Stella in Stella by Starlight written by Sharon M. Draper and her family have friends and neighbors that I would love to have be my friends and neighbors. Stella is a 5th grade African American girl living in North Carolina in 1932, during the time of a segregated south. It’s a confusing and hard time for an African American to be growing up. A time when a young girl notices that she does not go to the same school as other kids her age that have white skin. She notices that the white school is in a nice brick building where the school for the black children is a one room building for all grades with old and used furniture and teaching materials. But at the candy store the store owner will sneak the same pieces of candy to each child no matter what their skin color. Some white people are friendly and kind and others are not. The white people vote while her people are encouraged not to vote. The Ku Klux Klan is a presence in the community and brings with it fear and anger and courage. Stella must learn how she will deal with these challenges that she is faced with. Will she live with fear? Will she be angry with the way some people treat her small black community? Will she have courage to help others when answers aren’t clearly there?
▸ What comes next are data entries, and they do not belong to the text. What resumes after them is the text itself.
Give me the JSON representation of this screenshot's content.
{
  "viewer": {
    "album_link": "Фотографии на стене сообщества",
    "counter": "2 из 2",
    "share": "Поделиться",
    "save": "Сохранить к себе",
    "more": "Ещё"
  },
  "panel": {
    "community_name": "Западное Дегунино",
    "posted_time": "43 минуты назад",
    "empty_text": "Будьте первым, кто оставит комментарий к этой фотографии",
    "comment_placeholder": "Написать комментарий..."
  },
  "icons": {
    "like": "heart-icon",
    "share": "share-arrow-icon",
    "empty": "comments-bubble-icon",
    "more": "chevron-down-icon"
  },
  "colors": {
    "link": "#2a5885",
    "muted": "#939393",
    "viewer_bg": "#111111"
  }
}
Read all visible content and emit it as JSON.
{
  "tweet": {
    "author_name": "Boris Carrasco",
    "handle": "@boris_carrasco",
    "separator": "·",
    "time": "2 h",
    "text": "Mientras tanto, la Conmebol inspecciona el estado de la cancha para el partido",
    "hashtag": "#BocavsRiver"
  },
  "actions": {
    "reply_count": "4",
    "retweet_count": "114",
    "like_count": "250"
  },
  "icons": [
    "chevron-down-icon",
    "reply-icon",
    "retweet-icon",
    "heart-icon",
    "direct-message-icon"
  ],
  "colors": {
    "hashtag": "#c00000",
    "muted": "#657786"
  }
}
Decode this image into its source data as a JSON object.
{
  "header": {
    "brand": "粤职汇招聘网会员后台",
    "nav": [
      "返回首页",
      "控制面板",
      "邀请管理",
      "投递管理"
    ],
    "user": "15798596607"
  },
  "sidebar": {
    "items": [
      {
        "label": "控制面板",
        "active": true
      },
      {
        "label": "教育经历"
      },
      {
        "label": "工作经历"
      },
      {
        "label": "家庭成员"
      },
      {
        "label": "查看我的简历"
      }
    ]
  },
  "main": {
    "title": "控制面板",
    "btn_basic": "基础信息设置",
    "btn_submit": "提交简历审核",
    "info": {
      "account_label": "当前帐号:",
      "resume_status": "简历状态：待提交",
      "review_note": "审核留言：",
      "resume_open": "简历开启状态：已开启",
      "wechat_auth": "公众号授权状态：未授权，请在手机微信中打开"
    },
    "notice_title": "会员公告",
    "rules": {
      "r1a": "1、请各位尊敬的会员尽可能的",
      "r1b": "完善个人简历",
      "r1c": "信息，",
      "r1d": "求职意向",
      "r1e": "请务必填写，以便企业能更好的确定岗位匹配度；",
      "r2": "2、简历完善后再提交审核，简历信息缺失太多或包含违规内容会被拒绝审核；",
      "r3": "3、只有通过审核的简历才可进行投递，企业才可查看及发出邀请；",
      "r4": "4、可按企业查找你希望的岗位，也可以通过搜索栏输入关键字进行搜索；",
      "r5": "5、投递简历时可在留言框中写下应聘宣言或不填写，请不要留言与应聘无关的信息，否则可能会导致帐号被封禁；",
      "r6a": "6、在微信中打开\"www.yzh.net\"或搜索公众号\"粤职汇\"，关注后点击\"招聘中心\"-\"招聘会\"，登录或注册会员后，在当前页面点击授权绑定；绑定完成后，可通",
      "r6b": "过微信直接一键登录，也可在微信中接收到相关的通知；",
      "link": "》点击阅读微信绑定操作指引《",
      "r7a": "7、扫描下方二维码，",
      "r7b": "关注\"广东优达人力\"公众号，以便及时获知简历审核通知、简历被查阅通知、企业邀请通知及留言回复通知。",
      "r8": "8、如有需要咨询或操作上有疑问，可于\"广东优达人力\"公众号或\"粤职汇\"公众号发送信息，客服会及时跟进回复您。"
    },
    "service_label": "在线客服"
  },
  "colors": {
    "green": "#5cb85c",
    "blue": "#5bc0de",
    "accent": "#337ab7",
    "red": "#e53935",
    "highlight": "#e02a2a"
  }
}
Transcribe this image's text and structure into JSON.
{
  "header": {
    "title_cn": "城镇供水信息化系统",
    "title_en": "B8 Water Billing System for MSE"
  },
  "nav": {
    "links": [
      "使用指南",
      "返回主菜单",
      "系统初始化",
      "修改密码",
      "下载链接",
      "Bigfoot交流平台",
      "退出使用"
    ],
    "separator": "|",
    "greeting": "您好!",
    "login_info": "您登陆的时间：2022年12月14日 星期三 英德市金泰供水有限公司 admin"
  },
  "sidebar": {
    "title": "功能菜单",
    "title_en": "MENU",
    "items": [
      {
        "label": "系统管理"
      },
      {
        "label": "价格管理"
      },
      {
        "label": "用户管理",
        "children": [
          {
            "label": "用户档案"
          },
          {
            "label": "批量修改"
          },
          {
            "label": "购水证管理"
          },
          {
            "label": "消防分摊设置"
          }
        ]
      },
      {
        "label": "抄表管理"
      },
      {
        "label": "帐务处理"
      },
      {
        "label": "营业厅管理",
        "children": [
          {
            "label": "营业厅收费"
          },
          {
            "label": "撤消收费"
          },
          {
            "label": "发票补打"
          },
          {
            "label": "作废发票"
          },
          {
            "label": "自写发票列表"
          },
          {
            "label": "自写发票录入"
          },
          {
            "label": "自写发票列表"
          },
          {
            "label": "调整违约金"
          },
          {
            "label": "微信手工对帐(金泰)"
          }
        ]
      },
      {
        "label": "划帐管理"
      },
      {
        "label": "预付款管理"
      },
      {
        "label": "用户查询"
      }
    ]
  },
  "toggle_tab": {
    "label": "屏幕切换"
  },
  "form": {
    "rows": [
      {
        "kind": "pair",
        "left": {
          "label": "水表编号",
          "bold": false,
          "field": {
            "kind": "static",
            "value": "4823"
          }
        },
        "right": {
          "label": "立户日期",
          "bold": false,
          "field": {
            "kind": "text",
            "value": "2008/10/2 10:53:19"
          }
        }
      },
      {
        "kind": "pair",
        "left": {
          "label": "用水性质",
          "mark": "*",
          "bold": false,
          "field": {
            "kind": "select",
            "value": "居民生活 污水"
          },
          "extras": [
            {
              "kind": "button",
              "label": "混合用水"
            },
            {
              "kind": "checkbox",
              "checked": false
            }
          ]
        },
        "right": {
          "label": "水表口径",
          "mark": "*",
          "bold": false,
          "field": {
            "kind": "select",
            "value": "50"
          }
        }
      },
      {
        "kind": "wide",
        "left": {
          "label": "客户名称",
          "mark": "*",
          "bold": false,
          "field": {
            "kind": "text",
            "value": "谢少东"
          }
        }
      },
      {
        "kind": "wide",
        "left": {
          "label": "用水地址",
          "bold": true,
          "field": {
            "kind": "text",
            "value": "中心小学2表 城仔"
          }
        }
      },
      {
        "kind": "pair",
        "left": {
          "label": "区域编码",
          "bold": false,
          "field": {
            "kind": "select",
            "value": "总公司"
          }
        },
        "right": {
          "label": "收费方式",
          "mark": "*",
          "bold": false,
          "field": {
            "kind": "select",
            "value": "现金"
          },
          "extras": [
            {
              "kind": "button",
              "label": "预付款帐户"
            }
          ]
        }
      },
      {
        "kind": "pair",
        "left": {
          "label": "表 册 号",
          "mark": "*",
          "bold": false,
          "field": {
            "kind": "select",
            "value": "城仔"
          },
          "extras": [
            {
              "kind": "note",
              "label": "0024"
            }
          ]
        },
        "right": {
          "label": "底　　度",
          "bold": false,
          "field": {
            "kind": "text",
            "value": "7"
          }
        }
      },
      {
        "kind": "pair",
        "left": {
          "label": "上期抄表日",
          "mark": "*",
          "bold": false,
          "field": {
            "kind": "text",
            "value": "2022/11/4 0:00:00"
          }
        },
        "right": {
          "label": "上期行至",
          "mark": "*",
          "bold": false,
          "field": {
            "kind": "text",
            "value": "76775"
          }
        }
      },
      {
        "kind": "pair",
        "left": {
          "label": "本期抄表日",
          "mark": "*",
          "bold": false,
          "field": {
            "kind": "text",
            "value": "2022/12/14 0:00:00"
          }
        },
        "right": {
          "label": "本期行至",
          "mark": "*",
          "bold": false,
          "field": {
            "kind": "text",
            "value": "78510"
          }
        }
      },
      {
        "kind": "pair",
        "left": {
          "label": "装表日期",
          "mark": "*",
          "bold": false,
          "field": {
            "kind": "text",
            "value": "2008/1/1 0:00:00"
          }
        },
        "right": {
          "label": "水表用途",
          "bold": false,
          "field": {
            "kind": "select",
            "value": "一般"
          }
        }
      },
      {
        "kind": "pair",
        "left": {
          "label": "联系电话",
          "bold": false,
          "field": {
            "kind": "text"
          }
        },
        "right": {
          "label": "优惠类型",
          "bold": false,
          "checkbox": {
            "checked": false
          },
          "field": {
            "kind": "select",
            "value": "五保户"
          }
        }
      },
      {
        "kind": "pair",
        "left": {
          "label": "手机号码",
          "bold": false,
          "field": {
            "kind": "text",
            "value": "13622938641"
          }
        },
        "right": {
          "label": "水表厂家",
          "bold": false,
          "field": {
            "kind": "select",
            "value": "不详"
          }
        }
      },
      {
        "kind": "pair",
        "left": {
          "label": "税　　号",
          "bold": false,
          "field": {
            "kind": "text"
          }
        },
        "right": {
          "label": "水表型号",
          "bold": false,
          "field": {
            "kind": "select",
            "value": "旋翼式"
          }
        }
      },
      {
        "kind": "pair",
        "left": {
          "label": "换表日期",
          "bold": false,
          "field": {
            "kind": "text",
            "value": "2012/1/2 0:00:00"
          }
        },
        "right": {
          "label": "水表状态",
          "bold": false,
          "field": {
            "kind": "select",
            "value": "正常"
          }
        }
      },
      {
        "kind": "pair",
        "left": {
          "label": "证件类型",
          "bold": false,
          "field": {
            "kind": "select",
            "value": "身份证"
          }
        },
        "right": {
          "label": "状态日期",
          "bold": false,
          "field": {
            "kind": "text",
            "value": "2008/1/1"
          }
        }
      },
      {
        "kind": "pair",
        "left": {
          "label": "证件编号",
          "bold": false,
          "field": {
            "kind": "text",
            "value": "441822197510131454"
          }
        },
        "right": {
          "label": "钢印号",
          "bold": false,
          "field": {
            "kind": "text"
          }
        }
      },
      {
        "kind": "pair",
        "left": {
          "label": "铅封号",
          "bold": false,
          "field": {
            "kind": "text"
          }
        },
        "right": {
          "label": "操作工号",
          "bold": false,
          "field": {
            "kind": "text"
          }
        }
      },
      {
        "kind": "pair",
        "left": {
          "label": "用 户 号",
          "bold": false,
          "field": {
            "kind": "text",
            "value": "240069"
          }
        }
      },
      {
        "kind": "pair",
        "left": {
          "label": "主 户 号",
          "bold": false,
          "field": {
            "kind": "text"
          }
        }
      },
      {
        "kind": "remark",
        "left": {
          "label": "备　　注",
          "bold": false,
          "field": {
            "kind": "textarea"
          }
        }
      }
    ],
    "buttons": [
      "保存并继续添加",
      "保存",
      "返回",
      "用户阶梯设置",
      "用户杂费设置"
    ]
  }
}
This is a book about race and how black communities were treated in the 1930’s but I also thought it was a book about the importance of community. I loved how the community would come together to help one another. The neighbors in the black community did not have much, but when something was needed they would each bring what little they could and all of that together would be enough. They encouraged and supported one another even though there was fear in that support. Would the Ku Klux Klan come after their family because they supported and helped someone in the aftermath of a Klan attack? But the desire to support and help would overcome the fear. The community would also get together and have fun. One evening they got together for a neighborhood dinner. After the dinner the adults sat and joked around. “… remember last summer when it got so hot we had to feed the chickens ice water to keep them from laying hard boiled eggs?” I could easily picture myself sitting on a step or log outside listening to the adults joking around as they talked.
While I really loved the sense of community and learning to live with the challenges you are faced with I did struggle with one part of the book. I really didn’t feel like the dialog between the children was authentic. I just don’t know a 5th grade boy who would tell a 5th grade girl, “Words fall out of the sky like leaves, girl. Grab a couple and write ‘em down.”
I did enjoy Stella by Starlight and think it is a great book for a middle grade reader and up. I think the middle grade reader will learn from a story that shows challenges faced in a time so different from now. A time not only of living with racism but also a time when there weren’t very many cars and doing something so simple as preparing a meal was a lot harder. Yet some of the struggles Stella has are struggles that kids face still today like fearing for the safety of your family, struggling with a subject in school and finding things you are good at.
Have you read Stella in Starlight? Did the way the children talked bother you? What did you love about the book? Communities coming together was what I loved the most about this book. Do you have any recommendations of other books about communities coming together?